Frequently Asked Questions
How do I handle user interruption while the LLM is streaming?
Send a cancellation message from the client (e.g., {"type": "cancel"}). On the server, catch the cancel message and halt the stream generator via asyncio.CancelledError or a context manager. Inform the LLM provider to stop generation if they support it (e.g., OpenAI does not; Anthropic Streaming API will stop if you close the connection).
Should I buffer tokens for throughput, or send each token immediately?
Send each token immediately. Buffering introduces latency (users see the response slower) and complexity (you need to decide buffer size). The network layer already buffers; let it do its job.
What happens if the user closes their browser tab mid-stream?
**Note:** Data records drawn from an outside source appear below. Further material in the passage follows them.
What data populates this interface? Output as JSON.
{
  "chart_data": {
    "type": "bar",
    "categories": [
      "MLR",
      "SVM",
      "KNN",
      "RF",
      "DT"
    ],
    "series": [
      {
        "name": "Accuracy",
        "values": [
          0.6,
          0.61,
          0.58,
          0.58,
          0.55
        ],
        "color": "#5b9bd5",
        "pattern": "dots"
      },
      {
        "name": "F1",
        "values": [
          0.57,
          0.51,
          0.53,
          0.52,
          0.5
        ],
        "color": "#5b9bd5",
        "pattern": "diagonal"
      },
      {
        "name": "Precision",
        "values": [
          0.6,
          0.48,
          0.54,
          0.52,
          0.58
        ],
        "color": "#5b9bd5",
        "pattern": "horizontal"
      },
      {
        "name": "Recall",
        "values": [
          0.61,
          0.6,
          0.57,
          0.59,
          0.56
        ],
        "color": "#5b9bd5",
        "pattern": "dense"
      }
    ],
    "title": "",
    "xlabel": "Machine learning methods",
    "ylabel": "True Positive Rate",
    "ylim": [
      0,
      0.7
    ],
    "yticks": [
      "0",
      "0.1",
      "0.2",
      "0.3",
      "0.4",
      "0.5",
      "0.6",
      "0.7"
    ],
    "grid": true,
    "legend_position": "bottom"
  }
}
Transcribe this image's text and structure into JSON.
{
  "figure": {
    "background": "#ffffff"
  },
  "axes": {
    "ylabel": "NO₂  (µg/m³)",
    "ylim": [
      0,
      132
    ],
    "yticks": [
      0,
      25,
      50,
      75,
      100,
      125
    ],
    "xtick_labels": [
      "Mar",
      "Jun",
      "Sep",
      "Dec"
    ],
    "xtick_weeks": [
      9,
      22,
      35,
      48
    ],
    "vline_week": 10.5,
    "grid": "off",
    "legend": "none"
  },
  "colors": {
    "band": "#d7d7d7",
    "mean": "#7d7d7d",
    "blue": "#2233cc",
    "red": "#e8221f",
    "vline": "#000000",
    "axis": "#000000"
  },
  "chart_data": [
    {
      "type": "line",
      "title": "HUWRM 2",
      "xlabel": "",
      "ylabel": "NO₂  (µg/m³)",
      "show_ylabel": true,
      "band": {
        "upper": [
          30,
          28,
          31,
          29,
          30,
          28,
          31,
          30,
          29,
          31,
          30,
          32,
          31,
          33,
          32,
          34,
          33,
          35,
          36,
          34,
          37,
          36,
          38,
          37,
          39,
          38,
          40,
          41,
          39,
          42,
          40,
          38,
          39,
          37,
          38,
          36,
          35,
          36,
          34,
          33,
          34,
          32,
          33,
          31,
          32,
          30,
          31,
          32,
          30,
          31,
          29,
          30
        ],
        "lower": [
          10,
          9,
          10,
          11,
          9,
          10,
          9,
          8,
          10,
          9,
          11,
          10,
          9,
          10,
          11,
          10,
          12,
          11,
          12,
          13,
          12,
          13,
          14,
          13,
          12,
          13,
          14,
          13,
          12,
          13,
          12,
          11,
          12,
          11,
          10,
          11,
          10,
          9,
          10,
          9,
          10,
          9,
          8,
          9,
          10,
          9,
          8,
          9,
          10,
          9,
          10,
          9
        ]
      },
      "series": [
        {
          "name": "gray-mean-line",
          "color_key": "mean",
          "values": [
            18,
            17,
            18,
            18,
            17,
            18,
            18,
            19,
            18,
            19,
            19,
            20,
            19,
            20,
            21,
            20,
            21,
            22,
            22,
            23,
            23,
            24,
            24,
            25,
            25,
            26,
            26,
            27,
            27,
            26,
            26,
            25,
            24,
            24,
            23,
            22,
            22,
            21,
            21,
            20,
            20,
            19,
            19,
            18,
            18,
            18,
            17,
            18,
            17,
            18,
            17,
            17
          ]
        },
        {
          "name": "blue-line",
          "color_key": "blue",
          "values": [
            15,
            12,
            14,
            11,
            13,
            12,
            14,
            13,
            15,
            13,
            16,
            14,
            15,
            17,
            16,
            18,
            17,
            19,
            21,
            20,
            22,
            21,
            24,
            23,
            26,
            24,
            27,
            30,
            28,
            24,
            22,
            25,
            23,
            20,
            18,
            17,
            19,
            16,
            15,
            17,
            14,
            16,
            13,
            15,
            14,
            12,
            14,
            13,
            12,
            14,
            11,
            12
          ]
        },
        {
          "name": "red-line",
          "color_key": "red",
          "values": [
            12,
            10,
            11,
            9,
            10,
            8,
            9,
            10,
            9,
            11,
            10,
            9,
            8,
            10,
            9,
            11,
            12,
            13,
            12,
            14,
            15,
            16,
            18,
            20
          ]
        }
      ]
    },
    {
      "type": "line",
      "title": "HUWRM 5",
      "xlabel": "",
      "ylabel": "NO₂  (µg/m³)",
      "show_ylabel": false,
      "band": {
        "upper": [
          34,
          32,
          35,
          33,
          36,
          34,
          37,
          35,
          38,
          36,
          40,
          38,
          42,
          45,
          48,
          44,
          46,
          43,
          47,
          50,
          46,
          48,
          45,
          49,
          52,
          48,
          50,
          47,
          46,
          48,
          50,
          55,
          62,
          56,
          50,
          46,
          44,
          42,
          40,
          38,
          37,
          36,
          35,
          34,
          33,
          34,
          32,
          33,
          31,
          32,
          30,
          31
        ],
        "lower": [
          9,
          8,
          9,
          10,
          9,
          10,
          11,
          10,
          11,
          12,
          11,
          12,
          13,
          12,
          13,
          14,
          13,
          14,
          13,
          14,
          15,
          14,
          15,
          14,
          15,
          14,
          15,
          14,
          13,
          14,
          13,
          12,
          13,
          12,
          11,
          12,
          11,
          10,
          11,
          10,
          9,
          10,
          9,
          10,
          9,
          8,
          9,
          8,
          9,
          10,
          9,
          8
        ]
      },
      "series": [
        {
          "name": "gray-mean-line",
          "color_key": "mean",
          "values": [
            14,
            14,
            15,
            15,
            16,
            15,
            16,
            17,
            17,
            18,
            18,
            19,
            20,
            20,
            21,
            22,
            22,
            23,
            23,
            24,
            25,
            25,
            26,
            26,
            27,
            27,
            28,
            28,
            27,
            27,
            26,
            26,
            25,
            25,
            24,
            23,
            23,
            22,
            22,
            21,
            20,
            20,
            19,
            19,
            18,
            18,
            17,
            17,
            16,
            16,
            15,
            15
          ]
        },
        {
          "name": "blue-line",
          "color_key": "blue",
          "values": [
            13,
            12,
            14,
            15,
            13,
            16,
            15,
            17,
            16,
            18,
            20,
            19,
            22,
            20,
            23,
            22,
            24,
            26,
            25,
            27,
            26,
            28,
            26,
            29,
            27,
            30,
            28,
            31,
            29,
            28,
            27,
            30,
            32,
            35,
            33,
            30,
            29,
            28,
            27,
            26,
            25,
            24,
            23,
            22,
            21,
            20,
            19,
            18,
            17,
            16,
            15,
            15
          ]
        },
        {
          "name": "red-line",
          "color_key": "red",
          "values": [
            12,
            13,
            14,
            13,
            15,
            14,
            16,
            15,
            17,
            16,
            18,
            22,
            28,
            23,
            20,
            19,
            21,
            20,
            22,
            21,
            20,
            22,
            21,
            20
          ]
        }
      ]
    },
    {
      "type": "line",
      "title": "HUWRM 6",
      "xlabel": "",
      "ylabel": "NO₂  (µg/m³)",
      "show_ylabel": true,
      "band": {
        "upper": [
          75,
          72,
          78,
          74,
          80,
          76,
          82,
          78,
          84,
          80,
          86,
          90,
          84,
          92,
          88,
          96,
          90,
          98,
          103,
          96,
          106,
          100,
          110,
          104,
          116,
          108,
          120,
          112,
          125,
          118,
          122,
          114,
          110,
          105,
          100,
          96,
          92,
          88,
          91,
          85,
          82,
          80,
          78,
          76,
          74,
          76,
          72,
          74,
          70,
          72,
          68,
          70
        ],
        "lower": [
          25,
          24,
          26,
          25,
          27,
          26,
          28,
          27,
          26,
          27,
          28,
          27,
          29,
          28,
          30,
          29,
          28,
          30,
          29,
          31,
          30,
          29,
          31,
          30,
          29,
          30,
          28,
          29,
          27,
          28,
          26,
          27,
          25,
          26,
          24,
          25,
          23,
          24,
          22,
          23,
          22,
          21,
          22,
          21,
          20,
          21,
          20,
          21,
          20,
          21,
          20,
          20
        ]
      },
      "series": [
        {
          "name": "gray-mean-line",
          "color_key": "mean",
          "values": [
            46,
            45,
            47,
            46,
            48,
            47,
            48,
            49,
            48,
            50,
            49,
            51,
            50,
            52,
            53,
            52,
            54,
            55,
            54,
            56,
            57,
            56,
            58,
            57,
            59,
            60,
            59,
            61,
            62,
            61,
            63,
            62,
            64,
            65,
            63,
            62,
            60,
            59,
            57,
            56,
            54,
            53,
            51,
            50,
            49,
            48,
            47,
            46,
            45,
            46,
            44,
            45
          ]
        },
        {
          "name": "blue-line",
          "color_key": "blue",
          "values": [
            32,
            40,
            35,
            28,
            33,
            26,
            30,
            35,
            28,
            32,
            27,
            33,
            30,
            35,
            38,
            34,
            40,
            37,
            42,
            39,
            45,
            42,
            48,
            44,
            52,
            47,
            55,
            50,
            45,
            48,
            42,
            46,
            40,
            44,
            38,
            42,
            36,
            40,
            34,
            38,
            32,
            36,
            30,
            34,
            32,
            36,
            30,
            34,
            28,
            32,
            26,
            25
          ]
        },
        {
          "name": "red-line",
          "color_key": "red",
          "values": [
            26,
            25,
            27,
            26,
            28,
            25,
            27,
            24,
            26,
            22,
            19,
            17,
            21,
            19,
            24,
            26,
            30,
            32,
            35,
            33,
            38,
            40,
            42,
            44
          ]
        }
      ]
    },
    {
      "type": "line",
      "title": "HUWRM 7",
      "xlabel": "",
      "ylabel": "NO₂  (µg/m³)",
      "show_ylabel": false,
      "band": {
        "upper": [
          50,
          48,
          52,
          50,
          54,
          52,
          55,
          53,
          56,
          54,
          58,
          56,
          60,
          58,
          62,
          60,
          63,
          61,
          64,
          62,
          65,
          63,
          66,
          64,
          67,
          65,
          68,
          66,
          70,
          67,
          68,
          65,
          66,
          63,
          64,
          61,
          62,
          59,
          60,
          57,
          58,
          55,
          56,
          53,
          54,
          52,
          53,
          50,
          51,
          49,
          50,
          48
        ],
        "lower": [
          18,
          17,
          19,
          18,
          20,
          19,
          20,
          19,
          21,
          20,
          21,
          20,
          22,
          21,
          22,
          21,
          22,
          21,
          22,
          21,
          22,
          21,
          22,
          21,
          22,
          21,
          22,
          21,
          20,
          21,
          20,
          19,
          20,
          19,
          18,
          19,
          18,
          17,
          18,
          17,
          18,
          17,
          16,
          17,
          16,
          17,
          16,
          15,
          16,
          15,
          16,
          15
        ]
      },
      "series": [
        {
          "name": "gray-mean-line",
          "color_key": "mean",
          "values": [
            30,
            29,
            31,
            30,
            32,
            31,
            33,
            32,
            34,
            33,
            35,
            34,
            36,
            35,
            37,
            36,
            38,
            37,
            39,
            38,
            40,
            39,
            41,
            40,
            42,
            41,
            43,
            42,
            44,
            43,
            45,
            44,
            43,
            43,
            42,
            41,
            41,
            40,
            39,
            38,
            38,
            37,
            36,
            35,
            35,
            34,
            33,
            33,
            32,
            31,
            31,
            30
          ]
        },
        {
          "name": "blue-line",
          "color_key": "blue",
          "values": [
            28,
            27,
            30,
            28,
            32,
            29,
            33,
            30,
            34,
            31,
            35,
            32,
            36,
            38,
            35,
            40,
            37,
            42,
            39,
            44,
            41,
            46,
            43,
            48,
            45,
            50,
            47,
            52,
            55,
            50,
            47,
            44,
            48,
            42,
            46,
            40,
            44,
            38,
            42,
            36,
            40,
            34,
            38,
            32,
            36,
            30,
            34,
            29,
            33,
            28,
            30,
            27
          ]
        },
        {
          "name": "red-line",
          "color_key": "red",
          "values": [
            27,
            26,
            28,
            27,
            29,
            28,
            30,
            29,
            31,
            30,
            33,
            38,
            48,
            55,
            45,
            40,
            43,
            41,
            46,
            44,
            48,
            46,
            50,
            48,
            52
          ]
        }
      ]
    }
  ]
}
The server will receive a connection close event. Use WebSocketDisconnect or check for broken pipe errors to detect this. Clean up any in-flight LLM requests and log the cancellation for analytics.
How do I prevent a slow client from causing server backpressure?
Implement a client-side receive buffer or rate limiting. If the client is slow to consume data, tell the server to pause. Most streaming libraries handle this automatically; if not, yield data only when the output buffer has space.